14 May / The Tyrant’s Daughter by J.C. Carleson
Laila, 15, is newly arrived from an unnamed Middle East country. She’s living in a modest apartment in the suburbs of Washington, DC, with her mother and younger brother. She’s at a new school with new friends, and she’s doing her best to adjust to her new life.
Think you recognize the narrative? Don’t be fooled: I promise that this is no typical immigration story.

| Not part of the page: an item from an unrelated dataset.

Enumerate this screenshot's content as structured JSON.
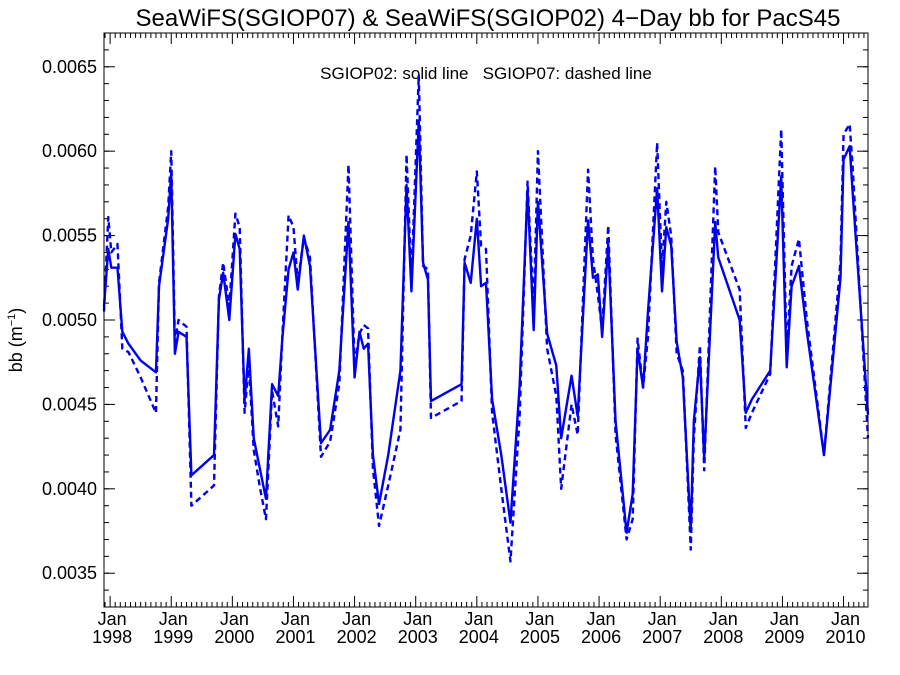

Laila’s 6-year-old brother Bastien calls himself a king. He’s not wrong. The siblings are indeed royalty, the children of their country’s late ruler: to Laila and Bastien, he was”Daddy,” but Laila begins to learn that to the rest of the Western world, he was a brutal dictator whose assassination was not unwelcome news. Her mother is initially paralyzed by their exile, unable to navigate life without staff, wealth, and especially power.
While her mother mourns, Laila is quickly overcoming culture shock and learning how to be a typical American teenager. She makes a new friend, Emmy, and observes the not-so-subtle caste system of high school hierarchies. She dons what would have been scandalous attire at home and goes dancing with Emmy and her friends. She even begins to spend time alone with a boy, shares a first kiss and more.
Laila’s mother, meanwhile, has finally stopped playing the helpless victim, opening the door to strange new faces and whispered conversations. Never far is the disturbingly familiar American – the man who grabbed the family out of their home and delivered them to this suburb on the other side of the world. Laila knows plans are being made, that danger looms, that her mother is not a woman who will remain powerless for long. The family’s future is about to be determined by CIA agents, armed rebels, desperate refugees, and traitorous insiders – and even Laila will play her unwitting part.
J.C. Carleson writes what she knows: she spent almost a decade as an undercover CIA officer. Her “Author’s Note” at book’s end is as important as her novel, which provides illuminating context to how and why she created Laila’s story, from her shock over her young son’s casual request to increase the volume of his Nemo video in order to drown out the sound of gunfire, to her worries about an overdramatic plot that were repeatedly eclipsed by “the atrocities happening in the real world every day.” Carleson makes clear that Laila’s country is not “a thinly disguised version of any one particular place – Iraq or elsewhere.” She insists, “Ultimately, this book is pure fiction that is inspired by real events.”
As if to highlight related ‘real events,’ Carleson’s “Author’s Note” is followed by chilling “Truth in Fiction” commentary by Dr. Cheryl Benard, a researcher for the global think tank, RAND Corporation. Benard’s personal observations about the career and downfall of Benazir Bhutto – who was certainly a real-life tyrant’s daughter – is a resonating counterpoint to Carleson’s Daughter.
All three elements make for a powerful package deal, underscored in the audible version by three distinct voices: perfectly-cast Meera Simhan crisply narrates the novel, while Carleson and Benard add gravitas to their additional words. Whether you choose the page or stick in your ears, be assured, this is one atypical narrative not to be missed.